If tribal sovereignty exists, does the federal government have the authority to make arrests on reservations if no law is broken? Even if non-tribal individuals step onto reservation land, are they not subject to tribal laws? How is growing or selling marijuana on reservations, if legalized by the tribe, different than individuals gambling at casinos?

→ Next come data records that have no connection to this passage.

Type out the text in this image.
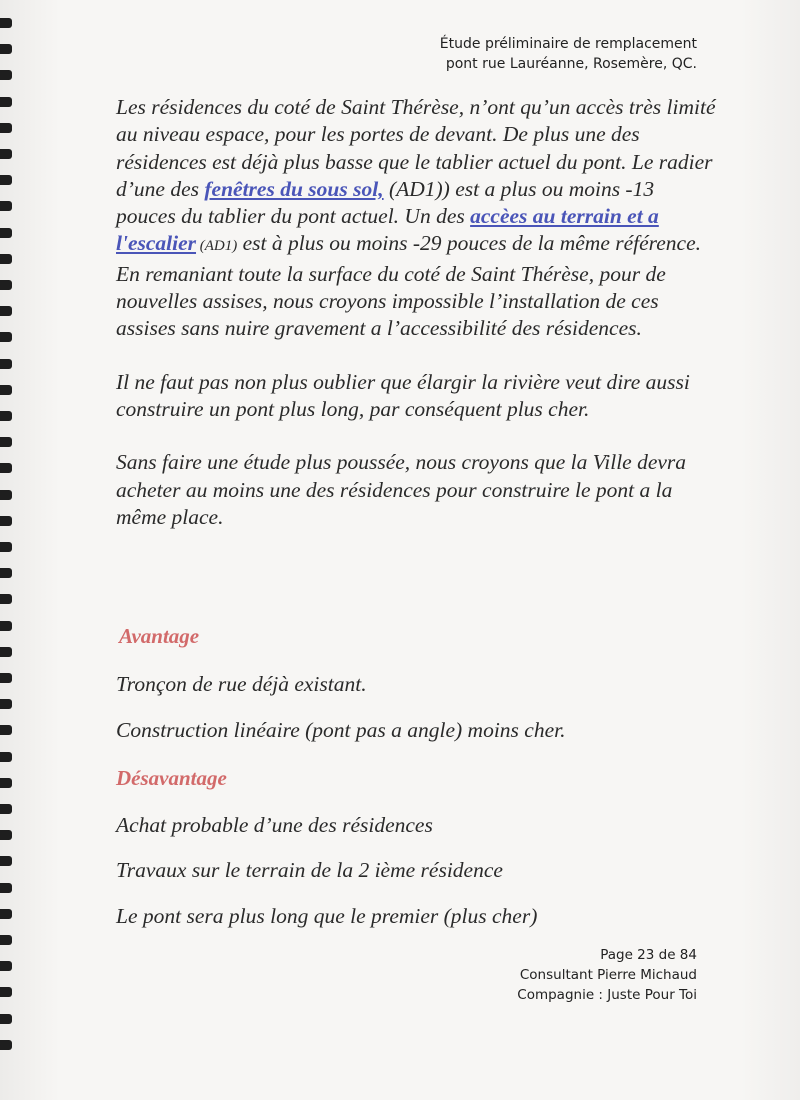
Étude préliminaire de remplacement
pont rue Lauréanne, Rosemère, QC.

Les résidences du coté de Saint Thérèse, n’ont qu’un accès très limité au niveau espace, pour les portes de devant. De plus une des résidences est déjà plus basse que le tablier actuel du pont. Le radier d’une des fenêtres du sous sol, (AD1)) est a plus ou moins -13 pouces du tablier du pont actuel. Un des accèes au terrain et a l'escalier (AD1) est à plus ou moins -29 pouces de la même référence. En remaniant toute la surface du coté de Saint Thérèse, pour de nouvelles assises, nous croyons impossible l’installation de ces assises sans nuire gravement a l’accessibilité des résidences.

Il ne faut pas non plus oublier que élargir la rivière veut dire aussi construire un pont plus long, par conséquent plus cher.

Sans faire une étude plus poussée, nous croyons que la Ville devra acheter au moins une des résidences pour construire le pont a la même place.

Avantage
Tronçon de rue déjà existant.
Construction linéaire (pont pas a angle) moins cher.
Désavantage
Achat probable d’une des résidences
Travaux sur le terrain de la 2 ième résidence
Le pont sera plus long que le premier (plus cher)
Page 23 de 84
Consultant Pierre Michaud
Compagnie : Juste Pour Toi
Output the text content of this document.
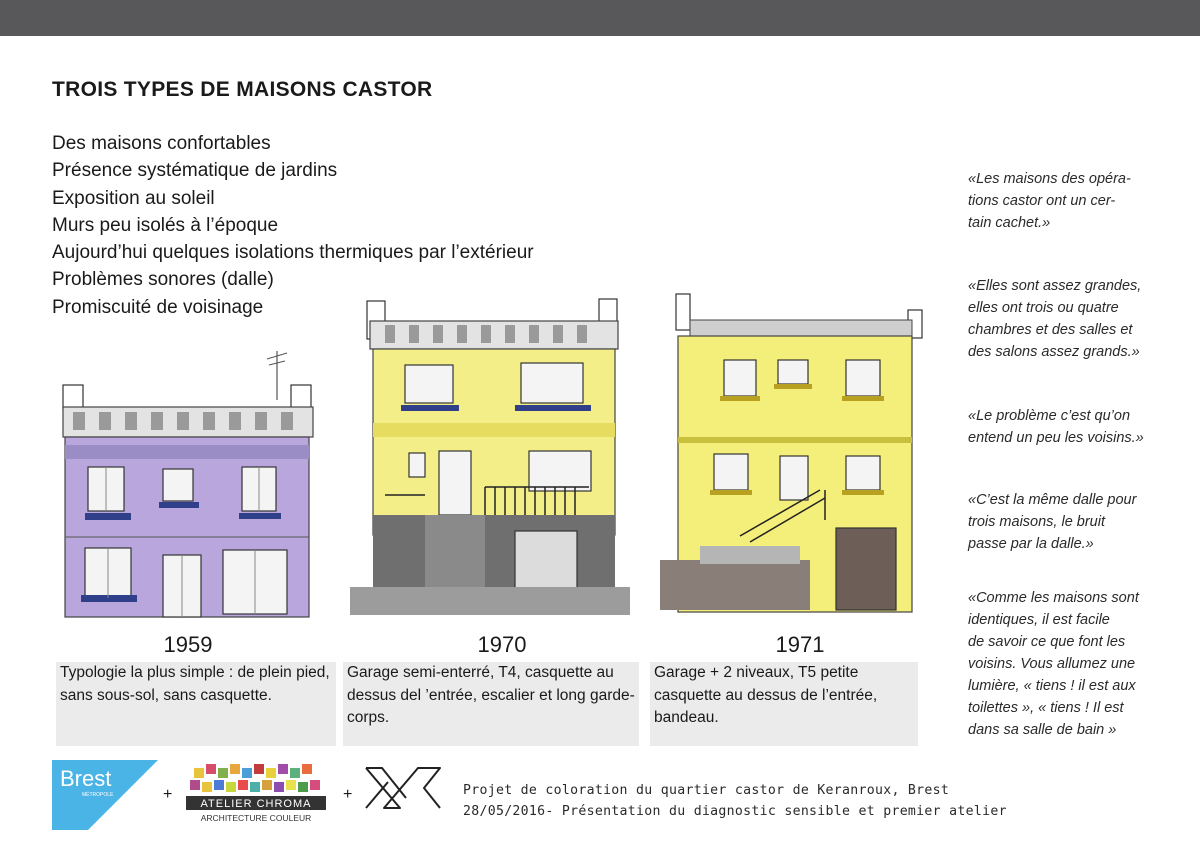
TROIS TYPES DE MAISONS CASTOR
Des maisons confortables
Présence systématique de jardins
Exposition au soleil
Murs peu isolés à l’époque
Aujourd’hui quelques isolations thermiques par l’extérieur
Problèmes sonores (dalle)
Promiscuité de voisinage
1959	1970	1971
Typologie la plus simple : de plein pied, sans sous-sol, sans casquette.
Garage semi-enterré, T4, casquette au dessus del ’entrée, escalier et long garde-corps.
Garage + 2 niveaux, T5 petite casquette au dessus de l’entrée, bandeau.
«Les maisons des opéra-
tions castor ont un cer-
tain cachet.»
«Elles sont assez grandes,
elles ont trois ou quatre
chambres et des salles et
des salons assez grands.»
«Le problème c’est qu’on
entend un peu les voisins.»
«C’est la même dalle pour
trois maisons, le bruit
passe par la dalle.»
«Comme les maisons sont
identiques, il est facile
de savoir ce que font les
voisins. Vous allumez une
lumière, « tiens ! il est aux
toilettes », « tiens ! Il est
dans sa salle de bain »
Brest
MÉTROPOLE	+
ATELIER CHROMA
ARCHITECTURE COULEUR
+	Projet de coloration du quartier castor de Keranroux, Brest
28/05/2016- Présentation du diagnostic sensible et premier atelier
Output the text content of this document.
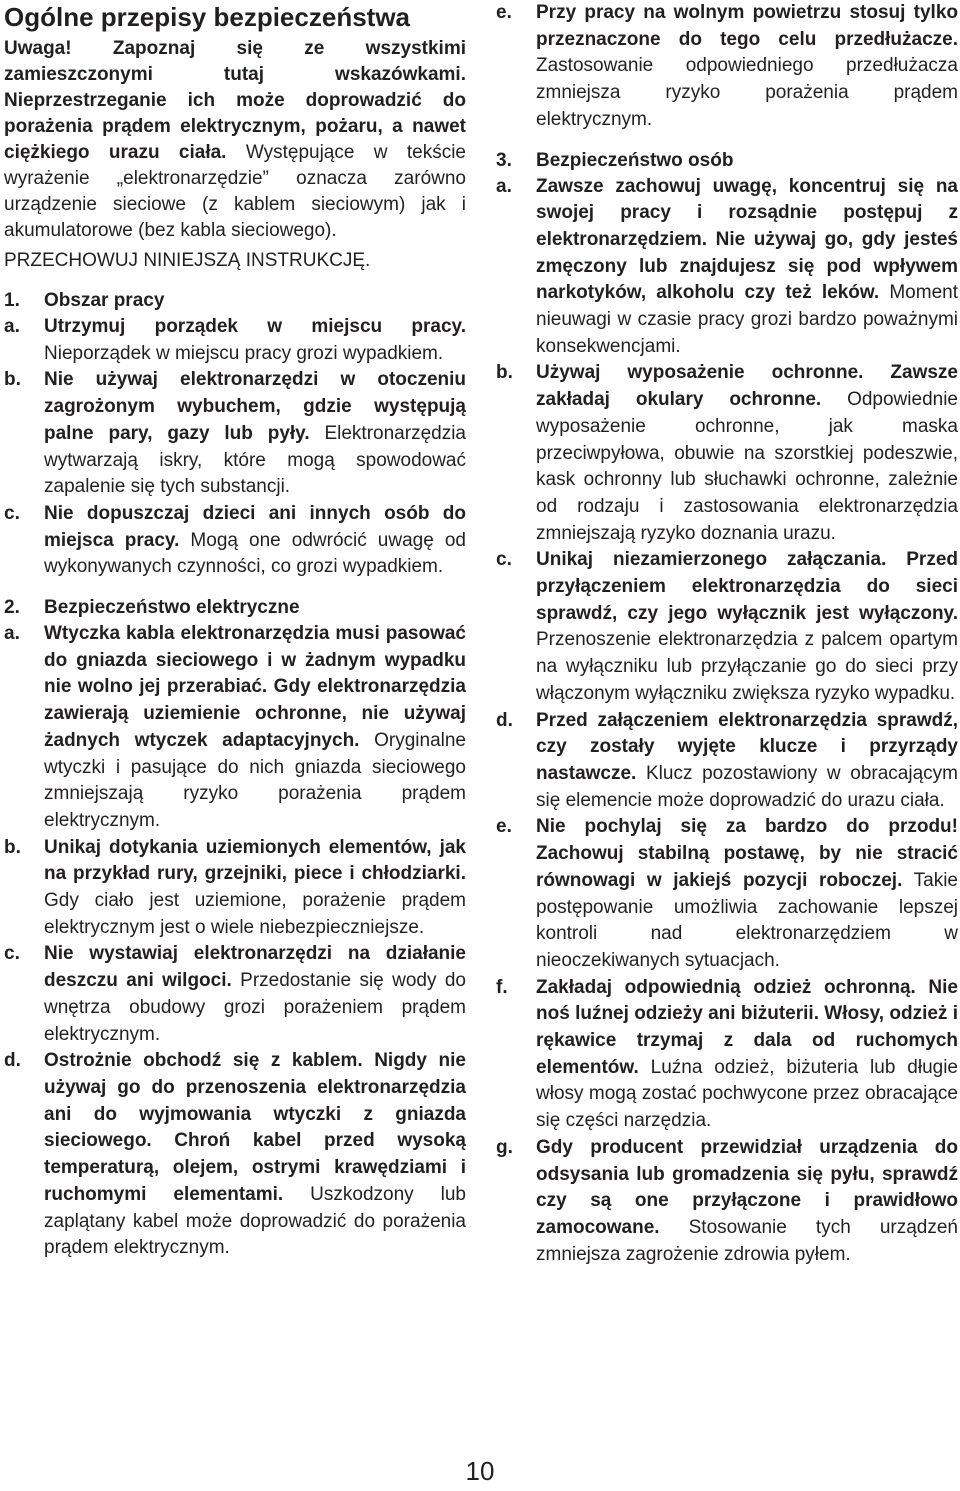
Ogólne przepisy bezpieczeństwa
Uwaga! Zapoznaj się ze wszystkimi zamieszczonymi tutaj wskazówkami. Nieprzestrzeganie ich może doprowadzić do porażenia prądem elektrycznym, pożaru, a nawet ciężkiego urazu ciała. Występujące w tekście wyrażenie „elektronarzędzie” oznacza zarówno urządzenie sieciowe (z kablem sieciowym) jak i akumulatorowe (bez kabla sieciowego).
PRZECHOWUJ NINIEJSZĄ INSTRUKCJĘ.
1.	Obszar pracy
a.	Utrzymuj porządek w miejscu pracy. Nieporządek w miejscu pracy grozi wypadkiem.
b.	Nie używaj elektronarzędzi w otoczeniu zagrożonym wybuchem, gdzie występują palne pary, gazy lub pyły. Elektronarzędzia wytwarzają iskry, które mogą spowodować zapalenie się tych substancji.
c.	Nie dopuszczaj dzieci ani innych osób do miejsca pracy. Mogą one odwrócić uwagę od wykonywanych czynności, co grozi wypadkiem.
2.	Bezpieczeństwo elektryczne
a.	Wtyczka kabla elektronarzędzia musi pasować do gniazda sieciowego i w żadnym wypadku nie wolno jej przerabiać. Gdy elektronarzędzia zawierają uziemienie ochronne, nie używaj żadnych wtyczek adaptacyjnych. Oryginalne wtyczki i pasujące do nich gniazda sieciowego zmniejszają ryzyko porażenia prądem elektrycznym.
b.	Unikaj dotykania uziemionych elementów, jak na przykład rury, grzejniki, piece i chłodziarki. Gdy ciało jest uziemione, porażenie prądem elektrycznym jest o wiele niebezpieczniejsze.
c.	Nie wystawiaj elektronarzędzi na działanie deszczu ani wilgoci. Przedostanie się wody do wnętrza obudowy grozi porażeniem prądem elektrycznym.
d.	Ostrożnie obchodź się z kablem. Nigdy nie używaj go do przenoszenia elektronarzędzia ani do wyjmowania wtyczki z gniazda sieciowego. Chroń kabel przed wysoką temperaturą, olejem, ostrymi krawędziami i ruchomymi elementami. Uszkodzony lub zaplątany kabel może doprowadzić do porażenia prądem elektrycznym.
e.	Przy pracy na wolnym powietrzu stosuj tylko przeznaczone do tego celu przedłużacze. Zastosowanie odpowiedniego przedłużacza zmniejsza ryzyko porażenia prądem elektrycznym.
3.	Bezpieczeństwo osób
a.	Zawsze zachowuj uwagę, koncentruj się na swojej pracy i rozsądnie postępuj z elektronarzędziem. Nie używaj go, gdy jesteś zmęczony lub znajdujesz się pod wpływem narkotyków, alkoholu czy też leków. Moment nieuwagi w czasie pracy grozi bardzo poważnymi konsekwencjami.
b.	Używaj wyposażenie ochronne. Zawsze zakładaj okulary ochronne. Odpowiednie wyposażenie ochronne, jak maska przeciwpyłowa, obuwie na szorstkiej podeszwie, kask ochronny lub słuchawki ochronne, zależnie od rodzaju i zastosowania elektronarzędzia zmniejszają ryzyko doznania urazu.
c.	Unikaj niezamierzonego załączania. Przed przyłączeniem elektronarzędzia do sieci sprawdź, czy jego wyłącznik jest wyłączony. Przenoszenie elektronarzędzia z palcem opartym na wyłączniku lub przyłączanie go do sieci przy włączonym wyłączniku zwiększa ryzyko wypadku.
d.	Przed załączeniem elektronarzędzia sprawdź, czy zostały wyjęte klucze i przyrządy nastawcze. Klucz pozostawiony w obracającym się elemencie może doprowadzić do urazu ciała.
e.	Nie pochylaj się za bardzo do przodu! Zachowuj stabilną postawę, by nie stracić równowagi w jakiejś pozycji roboczej. Takie postępowanie umożliwia zachowanie lepszej kontroli nad elektronarzędziem w nieoczekiwanych sytuacjach.
f.	Zakładaj odpowiednią odzież ochronną. Nie noś luźnej odzieży ani biżuterii. Włosy, odzież i rękawice trzymaj z dala od ruchomych elementów. Luźna odzież, biżuteria lub długie włosy mogą zostać pochwycone przez obracające się części narzędzia.
g.	Gdy producent przewidział urządzenia do odsysania lub gromadzenia się pyłu, sprawdź czy są one przyłączone i prawidłowo zamocowane. Stosowanie tych urządzeń zmniejsza zagrożenie zdrowia pyłem.
10
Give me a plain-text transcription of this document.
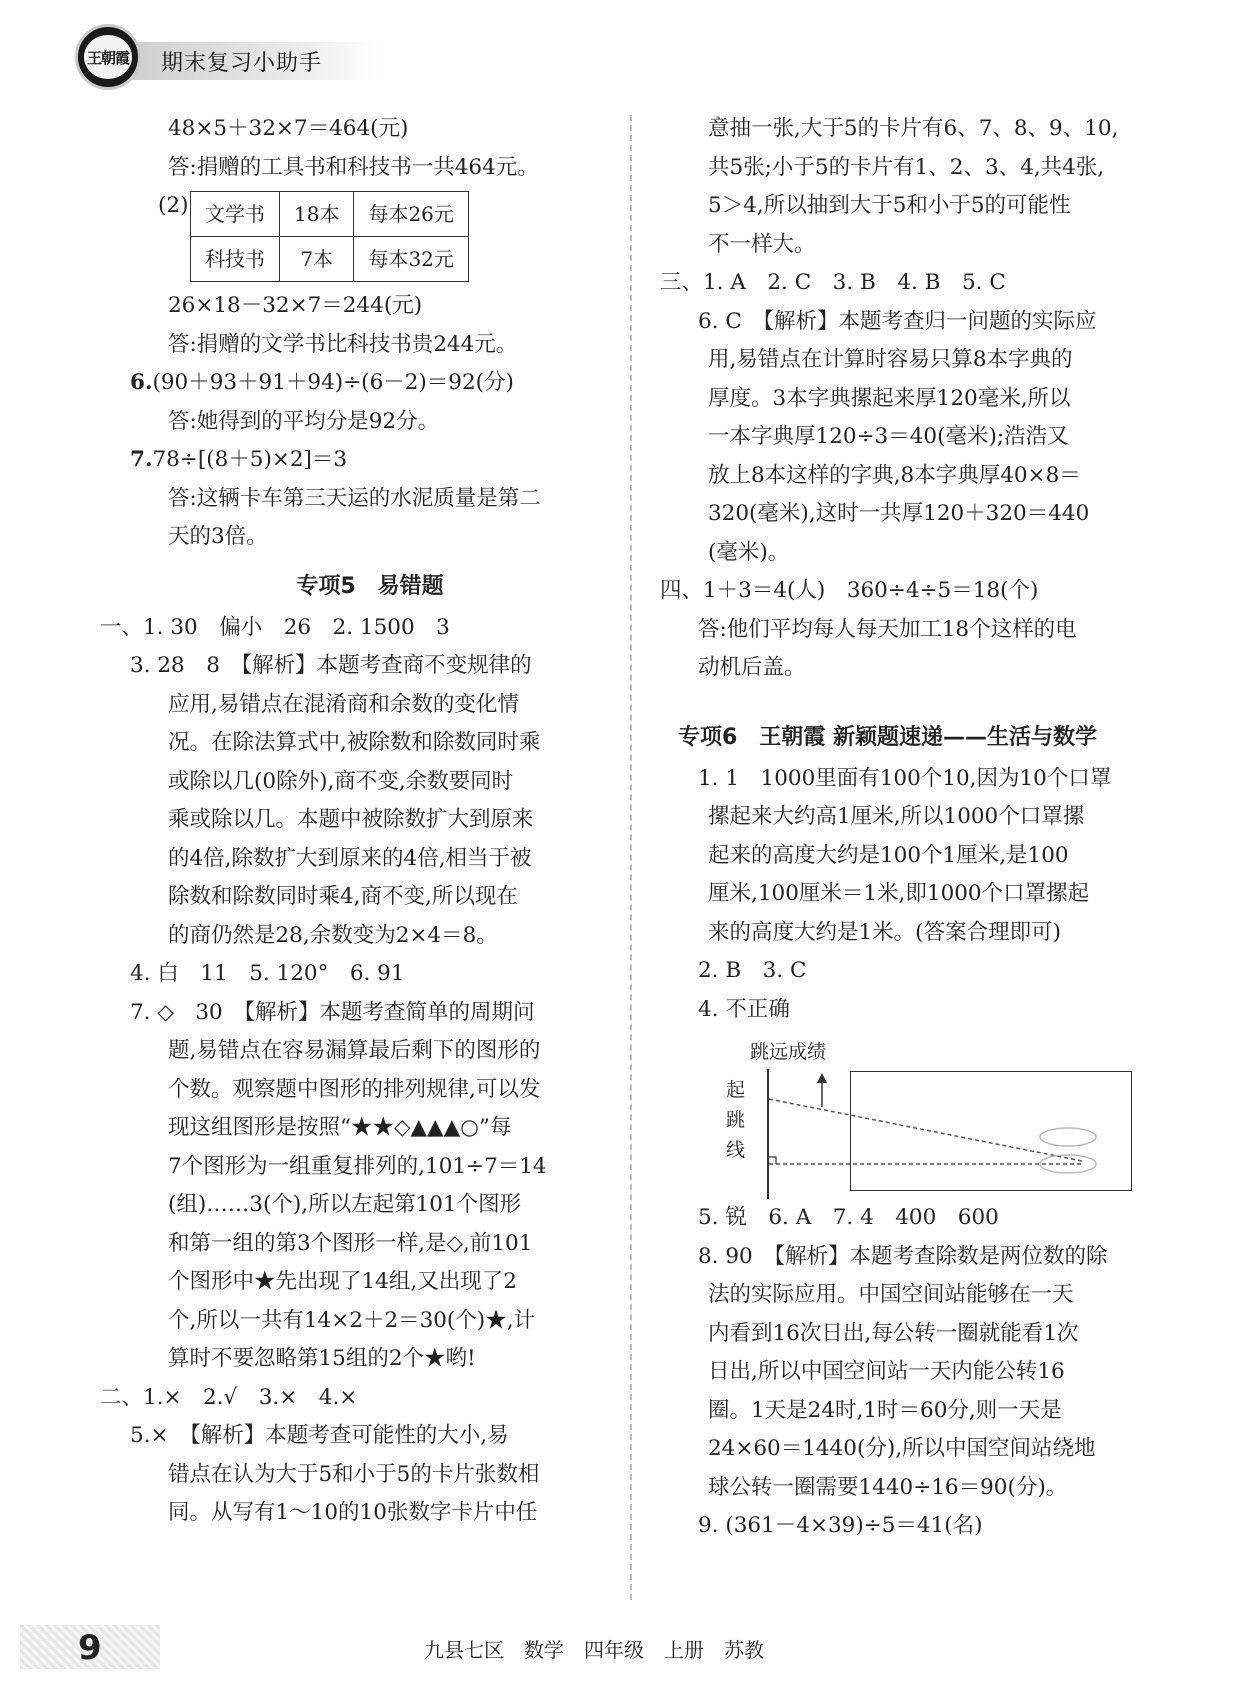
王朝霞 期末复习小助手
48×5＋32×7＝464(元)
答:捐赠的工具书和科技书一共464元。
(2) 文学书	18本	每本26元
科技书	7本	每本32元
26×18－32×7＝244(元)
答:捐赠的文学书比科技书贵244元。
6.(90＋93＋91＋94)÷(6－2)＝92(分)
答:她得到的平均分是92分。
7.78÷[(8＋5)×2]＝3
答:这辆卡车第三天运的水泥质量是第二
天的3倍。
专项5　易错题
一、1. 30　偏小　26　2. 1500　3
3. 28　8　【解析】本题考查商不变规律的
应用,易错点在混淆商和余数的变化情
况。在除法算式中,被除数和除数同时乘
或除以几(0除外),商不变,余数要同时
乘或除以几。本题中被除数扩大到原来
的4倍,除数扩大到原来的4倍,相当于被
除数和除数同时乘4,商不变,所以现在
的商仍然是28,余数变为2×4＝8。
4. 白　11　5. 120°　6. 91
7. ◇　30　【解析】本题考查简单的周期问
题,易错点在容易漏算最后剩下的图形的
个数。观察题中图形的排列规律,可以发
现这组图形是按照“★★◇▲▲▲○”每
7个图形为一组重复排列的,101÷7＝14
(组)……3(个),所以左起第101个图形
和第一组的第3个图形一样,是◇,前101
个图形中★先出现了14组,又出现了2
个,所以一共有14×2＋2＝30(个)★,计
算时不要忽略第15组的2个★哟!
二、1.×　2.√　3.×　4.×
5.×　【解析】本题考查可能性的大小,易
错点在认为大于5和小于5的卡片张数相
同。从写有1～10的10张数字卡片中任
意抽一张,大于5的卡片有6、7、8、9、10,
共5张;小于5的卡片有1、2、3、4,共4张,
5＞4,所以抽到大于5和小于5的可能性
不一样大。
三、1. A　2. C　3. B　4. B　5. C
6. C　【解析】本题考查归一问题的实际应
用,易错点在计算时容易只算8本字典的
厚度。3本字典摞起来厚120毫米,所以
一本字典厚120÷3＝40(毫米);浩浩又
放上8本这样的字典,8本字典厚40×8＝
320(毫米),这时一共厚120＋320＝440
(毫米)。
四、1＋3＝4(人)　360÷4÷5＝18(个)
答:他们平均每人每天加工18个这样的电
动机后盖。
专项6　王朝霞 新颖题速递——生活与数学
1. 1　1000里面有100个10,因为10个口罩
摞起来大约高1厘米,所以1000个口罩摞
起来的高度大约是100个1厘米,是100
厘米,100厘米＝1米,即1000个口罩摞起
来的高度大约是1米。(答案合理即可)
2. B　3. C
4. 不正确
跳远成绩
起
跳
线
5. 锐　6. A　7. 4　400　600
8. 90　【解析】本题考查除数是两位数的除
法的实际应用。中国空间站能够在一天
内看到16次日出,每公转一圈就能看1次
日出,所以中国空间站一天内能公转16
圈。1天是24时,1时＝60分,则一天是
24×60＝1440(分),所以中国空间站绕地
球公转一圈需要1440÷16＝90(分)。
9. (361－4×39)÷5＝41(名)
9	九县七区　数学　四年级　上册　苏教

Although cannabis may not have a historical precedent within the Round Valley Tribes, members have adapted themselves to the new economic development in the cultivation of this cash crop as a way to sustain their social and cultural existence on the reservation.

[1] Michael Montgomery, “Mendocino Snuffing Medical Marijuana Experiment,” KQED, Feb. 3, 2012.

[2] Mary Callahan, “Round Valley Marijuana Raids Yield 42 Arrests” The Press Democrat, Oct. 1, 2010.

[3] Albert L. Hurtado, Indian Survival on the California Frontier (Yale University Press: New Haven, 1988), 135.

[4] “Address of the Indian Agents,” Sacramento Transcript, Volume 2, Number 71, January 17, 1851.——

[5] Kevin, Adams and Khal Schneider, “’Washington is a Long Way Off’: The ‘Round Valley War’ and the Limits of Federal Power on a California Indian Reservation”, Pacific Historical Review, Vol. 80, No. 4 (Nov 2011), 562.

[6] William J. Bauer Jr. “’We Were All Migrant Workers Here’: Round Valley Indian Labor in Northern California, 1850-1929,” The Western Historical Quarterly, Vol. 37, No 1 (Spring 2006), 46, 57.

[7] The Indian Re-Organization Act (Wheeler-Howard Act) June 18, 1934

[8]“Comprehensive Economic Development Strategy 2010,” Prepared for Round Valley Indian Tribes by The Center For Applied Research (December 31, 2010), 3.

[9] Ibid, 8.

[10] Ibid.

[11] Scottie Lee Meyers, “Debate About Growing Pot on Reservation Continues” Two Rivers Tribune, June 28, 2011.

[12] Mary Callahan, “Round Valley Marijuana Raids Yield 42 Arrests” The Press Democrat, Oct. 1, 2010.

13] Pebbles Trippet, “Worst ever’ raids hit Covelo CA and Reservation” West Coast Leaf, Dec. 8, 2010.